Tim Stannard reports on the return to Real Madrid of Rafael Benitez, at least until Christmas...

We are part of The Trust Project What is it?

La Liga Loca has seen it all before: that rictus grin, clenched jaw and look of a constipated ventriloquist reciting the terms of his divorce papers through the medium of an oversized chicken. Florentino Pérez had made his bed with Rafa Benítez and now he had to lie on it.

To be fair to Rafa the Gaffer, it’s not really his fault that he’s in now charge of club where less than 20% of polled supporters want him to be there and the players have been in very public support of the previous manager.

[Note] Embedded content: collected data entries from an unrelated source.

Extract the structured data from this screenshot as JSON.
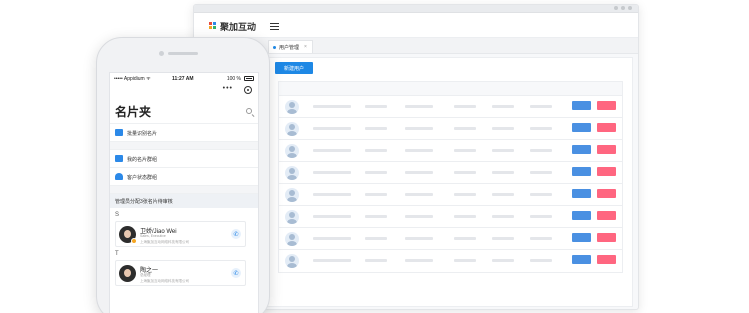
{
  "browser": {
    "logo_text": "聚加互动",
    "tab_label": "用户管理",
    "tab_close": "×",
    "add_user_label": "新建用户",
    "row_count": 8,
    "colors": {
      "primary": "#1e88e5",
      "edit": "#4a90e2",
      "delete": "#ff6680"
    }
  },
  "phone": {
    "status": {
      "carrier": "••••• Appidium ᯤ",
      "time": "11:27 AM",
      "battery": "100 %"
    },
    "nav": {
      "more": "•••"
    },
    "page_title": "名片夹",
    "menu": [
      {
        "label": "批量识别名片",
        "icon": "camera-icon"
      },
      {
        "label": "我的名片群组",
        "icon": "card-group-icon"
      },
      {
        "label": "客户状态群组",
        "icon": "contacts-icon"
      }
    ],
    "group_header": "管理员分配3张名片待审核",
    "sections": [
      {
        "letter": "S",
        "contact": {
          "name": "卫娇/Jiao Wei",
          "title": "Sales, Executive",
          "company": "上海聚加互动网络科技有限公司"
        }
      },
      {
        "letter": "T",
        "contact": {
          "name": "陶之一",
          "title": "总经理",
          "company": "上海聚加互动网络科技有限公司"
        }
      }
    ]
  }
}
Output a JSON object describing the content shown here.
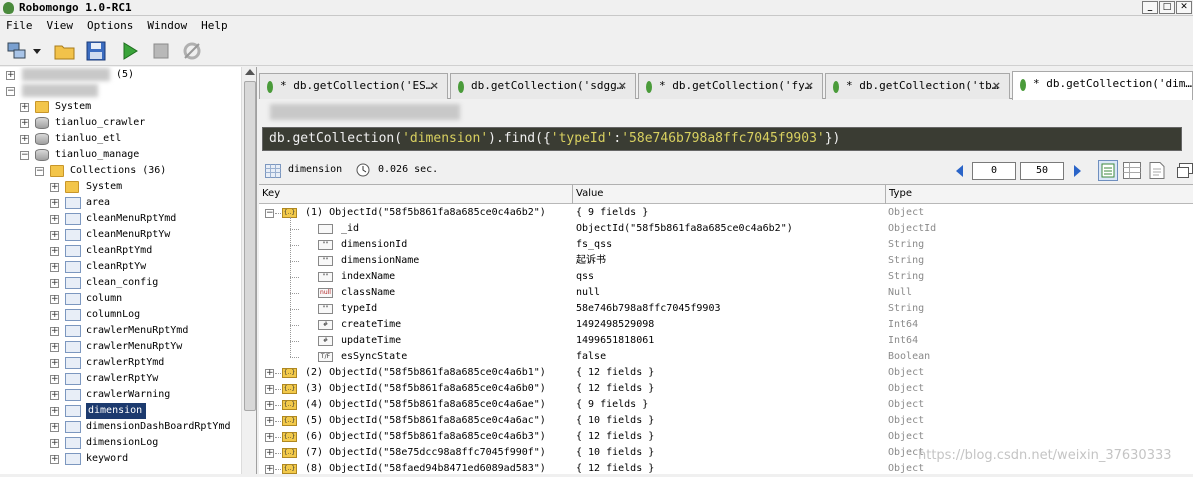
{
  "window": {
    "title": "Robomongo 1.0-RC1"
  },
  "menu": [
    "File",
    "View",
    "Options",
    "Window",
    "Help"
  ],
  "sidebar": {
    "server_count": "(5)",
    "nodes": [
      {
        "label": "System",
        "icon": "folder-icon",
        "level": 1
      },
      {
        "label": "tianluo_crawler",
        "icon": "database-icon",
        "level": 1
      },
      {
        "label": "tianluo_etl",
        "icon": "database-icon",
        "level": 1
      },
      {
        "label": "tianluo_manage",
        "icon": "database-icon",
        "level": 1
      },
      {
        "label": "Collections (36)",
        "icon": "folder-icon",
        "level": 2
      },
      {
        "label": "System",
        "icon": "folder-icon",
        "level": 3
      },
      {
        "label": "area",
        "icon": "collection-icon",
        "level": 3
      },
      {
        "label": "cleanMenuRptYmd",
        "icon": "collection-icon",
        "level": 3
      },
      {
        "label": "cleanMenuRptYw",
        "icon": "collection-icon",
        "level": 3
      },
      {
        "label": "cleanRptYmd",
        "icon": "collection-icon",
        "level": 3
      },
      {
        "label": "cleanRptYw",
        "icon": "collection-icon",
        "level": 3
      },
      {
        "label": "clean_config",
        "icon": "collection-icon",
        "level": 3
      },
      {
        "label": "column",
        "icon": "collection-icon",
        "level": 3
      },
      {
        "label": "columnLog",
        "icon": "collection-icon",
        "level": 3
      },
      {
        "label": "crawlerMenuRptYmd",
        "icon": "collection-icon",
        "level": 3
      },
      {
        "label": "crawlerMenuRptYw",
        "icon": "collection-icon",
        "level": 3
      },
      {
        "label": "crawlerRptYmd",
        "icon": "collection-icon",
        "level": 3
      },
      {
        "label": "crawlerRptYw",
        "icon": "collection-icon",
        "level": 3
      },
      {
        "label": "crawlerWarning",
        "icon": "collection-icon",
        "level": 3
      },
      {
        "label": "dimension",
        "icon": "collection-icon",
        "level": 3,
        "selected": true
      },
      {
        "label": "dimensionDashBoardRptYmd",
        "icon": "collection-icon",
        "level": 3
      },
      {
        "label": "dimensionLog",
        "icon": "collection-icon",
        "level": 3
      },
      {
        "label": "keyword",
        "icon": "collection-icon",
        "level": 3
      }
    ]
  },
  "tabs": [
    {
      "label": "* db.getCollection('ES…",
      "active": false
    },
    {
      "label": "db.getCollection('sdgg…",
      "active": false
    },
    {
      "label": "* db.getCollection('fy…",
      "active": false
    },
    {
      "label": "* db.getCollection('tb…",
      "active": false
    },
    {
      "label": "* db.getCollection('dim…",
      "active": true
    }
  ],
  "query": {
    "prefix": "db.getCollection(",
    "collection": "'dimension'",
    "mid": ").find({",
    "key": "'typeId'",
    "colon": ":",
    "value": "'58e746b798a8ffc7045f9903'",
    "suffix": "})"
  },
  "results_bar": {
    "collection": "dimension",
    "time": "0.026 sec.",
    "skip": "0",
    "limit": "50"
  },
  "grid": {
    "headers": {
      "key": "Key",
      "value": "Value",
      "type": "Type"
    },
    "rows": [
      {
        "key": "(1) ObjectId(\"58f5b861fa8a685ce0c4a6b2\")",
        "value": "{ 9 fields }",
        "type": "Object",
        "icon": "object-icon",
        "expanded": true,
        "level": 0
      },
      {
        "key": "_id",
        "value": "ObjectId(\"58f5b861fa8a685ce0c4a6b2\")",
        "type": "ObjectId",
        "icon": "objectid-icon",
        "level": 1
      },
      {
        "key": "dimensionId",
        "value": "fs_qss",
        "type": "String",
        "icon": "string-icon",
        "level": 1
      },
      {
        "key": "dimensionName",
        "value": "起诉书",
        "type": "String",
        "icon": "string-icon",
        "level": 1
      },
      {
        "key": "indexName",
        "value": "qss",
        "type": "String",
        "icon": "string-icon",
        "level": 1
      },
      {
        "key": "className",
        "value": "null",
        "type": "Null",
        "icon": "null-icon",
        "level": 1
      },
      {
        "key": "typeId",
        "value": "58e746b798a8ffc7045f9903",
        "type": "String",
        "icon": "string-icon",
        "level": 1
      },
      {
        "key": "createTime",
        "value": "1492498529098",
        "type": "Int64",
        "icon": "int-icon",
        "level": 1
      },
      {
        "key": "updateTime",
        "value": "1499651818061",
        "type": "Int64",
        "icon": "int-icon",
        "level": 1
      },
      {
        "key": "esSyncState",
        "value": "false",
        "type": "Boolean",
        "icon": "boolean-icon",
        "level": 1
      },
      {
        "key": "(2) ObjectId(\"58f5b861fa8a685ce0c4a6b1\")",
        "value": "{ 12 fields }",
        "type": "Object",
        "icon": "object-icon",
        "level": 0
      },
      {
        "key": "(3) ObjectId(\"58f5b861fa8a685ce0c4a6b0\")",
        "value": "{ 12 fields }",
        "type": "Object",
        "icon": "object-icon",
        "level": 0
      },
      {
        "key": "(4) ObjectId(\"58f5b861fa8a685ce0c4a6ae\")",
        "value": "{ 9 fields }",
        "type": "Object",
        "icon": "object-icon",
        "level": 0
      },
      {
        "key": "(5) ObjectId(\"58f5b861fa8a685ce0c4a6ac\")",
        "value": "{ 10 fields }",
        "type": "Object",
        "icon": "object-icon",
        "level": 0
      },
      {
        "key": "(6) ObjectId(\"58f5b861fa8a685ce0c4a6b3\")",
        "value": "{ 12 fields }",
        "type": "Object",
        "icon": "object-icon",
        "level": 0
      },
      {
        "key": "(7) ObjectId(\"58e75dcc98a8ffc7045f990f\")",
        "value": "{ 10 fields }",
        "type": "Object",
        "icon": "object-icon",
        "level": 0
      },
      {
        "key": "(8) ObjectId(\"58faed94b8471ed6089ad583\")",
        "value": "{ 12 fields }",
        "type": "Object",
        "icon": "object-icon",
        "level": 0
      }
    ]
  },
  "watermark": "https://blog.csdn.net/weixin_37630333",
  "colors": {
    "selection": "#1c3a6e",
    "query_bg": "#3a3c33",
    "string_literal": "#d8d060",
    "type_text": "#8a8a8a"
  }
}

Perhaps that’s why the trigger-happy club president took pity on his new manager and gave him a three-year deal. Bearing in mind that not winning the Champions League is cause for dismissal in the Spanish capital, Liverpool might still get their man in the summer of 2016, or even by Christmas, with the new/old boss making a return to Anfield with pockets stuffed with euros.

He giveth and he taketh away: Prez Perez with last year's model

He giveth and he taketh away: Prez Perez with last year's model

But all this sounds a little mean on Benítez, returning to the club where he began an epic coaching career than now spans 11 teams from Inter Milan to Extremadura. When laid out on the table, the Spaniard’s medal haul is impressive with trophies at Valencia, Liverpool, Inter, Chelsea and Napoli: a scattering of leagues, cups and a Champions League title thrown in for good measure. In that respect, Benítez is no Manuel Pellegrini – the last coach Florentino Pérez appointed without being overthrilled with the decision. Indeed, Rafa is overqualified when compared to Bernd Schuster, who ended up winning La Liga.

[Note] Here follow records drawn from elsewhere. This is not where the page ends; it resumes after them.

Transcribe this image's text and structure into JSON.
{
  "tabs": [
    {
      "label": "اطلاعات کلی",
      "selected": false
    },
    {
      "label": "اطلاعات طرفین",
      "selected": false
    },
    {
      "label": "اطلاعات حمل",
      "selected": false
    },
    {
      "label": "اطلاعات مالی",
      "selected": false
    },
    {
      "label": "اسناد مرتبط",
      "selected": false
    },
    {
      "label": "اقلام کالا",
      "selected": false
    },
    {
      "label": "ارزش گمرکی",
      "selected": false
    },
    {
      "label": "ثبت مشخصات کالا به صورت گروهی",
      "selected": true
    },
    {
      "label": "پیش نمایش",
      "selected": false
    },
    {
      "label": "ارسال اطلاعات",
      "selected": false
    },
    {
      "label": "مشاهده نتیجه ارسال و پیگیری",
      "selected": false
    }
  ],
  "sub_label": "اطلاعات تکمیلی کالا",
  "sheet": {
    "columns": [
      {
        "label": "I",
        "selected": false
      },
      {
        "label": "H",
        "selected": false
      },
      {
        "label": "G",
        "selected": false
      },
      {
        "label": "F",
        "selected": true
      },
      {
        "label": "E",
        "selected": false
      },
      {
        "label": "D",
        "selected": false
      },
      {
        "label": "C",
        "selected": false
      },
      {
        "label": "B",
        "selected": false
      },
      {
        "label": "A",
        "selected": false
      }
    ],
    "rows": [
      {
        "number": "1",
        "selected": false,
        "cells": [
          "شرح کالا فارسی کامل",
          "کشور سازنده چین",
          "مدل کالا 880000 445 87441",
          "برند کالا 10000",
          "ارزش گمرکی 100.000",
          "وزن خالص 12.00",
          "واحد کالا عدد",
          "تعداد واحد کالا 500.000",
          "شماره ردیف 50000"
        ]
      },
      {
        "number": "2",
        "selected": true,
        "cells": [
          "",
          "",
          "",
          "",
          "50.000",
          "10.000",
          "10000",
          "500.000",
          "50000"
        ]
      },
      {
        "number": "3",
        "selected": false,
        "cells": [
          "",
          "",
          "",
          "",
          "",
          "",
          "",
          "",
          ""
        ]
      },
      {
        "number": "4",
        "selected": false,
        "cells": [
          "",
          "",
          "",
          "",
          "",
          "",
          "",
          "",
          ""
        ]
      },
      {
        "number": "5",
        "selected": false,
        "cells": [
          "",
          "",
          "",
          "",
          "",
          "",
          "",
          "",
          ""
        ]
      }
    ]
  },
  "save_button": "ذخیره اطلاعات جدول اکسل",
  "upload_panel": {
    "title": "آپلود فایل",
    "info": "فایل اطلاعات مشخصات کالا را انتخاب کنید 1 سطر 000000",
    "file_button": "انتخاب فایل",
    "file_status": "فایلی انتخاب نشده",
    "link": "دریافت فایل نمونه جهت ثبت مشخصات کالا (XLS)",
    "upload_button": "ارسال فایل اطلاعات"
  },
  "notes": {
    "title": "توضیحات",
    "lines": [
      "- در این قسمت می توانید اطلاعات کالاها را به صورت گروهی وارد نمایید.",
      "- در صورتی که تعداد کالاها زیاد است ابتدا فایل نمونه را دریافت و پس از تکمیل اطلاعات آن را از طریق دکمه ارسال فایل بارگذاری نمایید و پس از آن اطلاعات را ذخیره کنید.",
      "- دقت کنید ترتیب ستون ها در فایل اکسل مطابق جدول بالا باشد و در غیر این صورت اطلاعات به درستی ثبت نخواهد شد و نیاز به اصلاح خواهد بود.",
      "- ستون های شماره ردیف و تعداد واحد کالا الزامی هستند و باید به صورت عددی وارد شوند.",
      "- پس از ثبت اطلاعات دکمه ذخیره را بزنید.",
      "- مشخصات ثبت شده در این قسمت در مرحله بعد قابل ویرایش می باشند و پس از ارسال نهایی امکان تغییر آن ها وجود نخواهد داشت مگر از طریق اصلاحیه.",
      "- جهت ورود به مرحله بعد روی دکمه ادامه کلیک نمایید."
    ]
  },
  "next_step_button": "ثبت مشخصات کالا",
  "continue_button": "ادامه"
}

Of course, the critics will say that Rafa’s glory days were some time ago, and that one of them owed itself largely to a midfielder called Steven Gerrard. And that Benítez was only appointed because he was the least bad option of the coaches that weren’t already off the market. Like Jurgen Klopp. And Carlo Ancelotti.

However, the presentation was genuinely touching, with the Madridileño thrilled and honoured to be back at a club that he calls home. It was in stark contrast to the unveilings of José Mourinho.

The Special One was happy to point out that he definitely wasn’t embarking on a dream move, while Carlo Ancelotti seemed to be thinking: “Oh Dear Lord, what have I done? Where are my ciggies?” after 17 questions in a row about Cristiano Ronaldo. Another criticism levelled at Benítez is that the goateed one is not really a player’s manager, the type to grow close bonds and josh and jape. But that’s no bad thing in a world populated by headphone-sporting billionaire sociopaths. 

The style of football played at Napoli over the past two seasons should also be an indicator that Rafa isn’t as dour and defensive as many may think. Indeed, the sometimes rather spiffy football played by the Serie A side actually made games in Italian football vaguely watchable. Especially when Raúl Albiol was doing his footballing stylings at the back. 

While it may be hugely entertaining to make fun of poor (but wealthy) Rafa, the new Bernabéu bossman should at least be given a chance. Unlike his two immediate predecessors, Benítez knows exactly what he has let himself in for. The Real Madrid job is largely a deeply unpleasant experience that can take years off a life. This notion of forewarned is forearmed might be enough to carry Rafa through... at least until Christmas.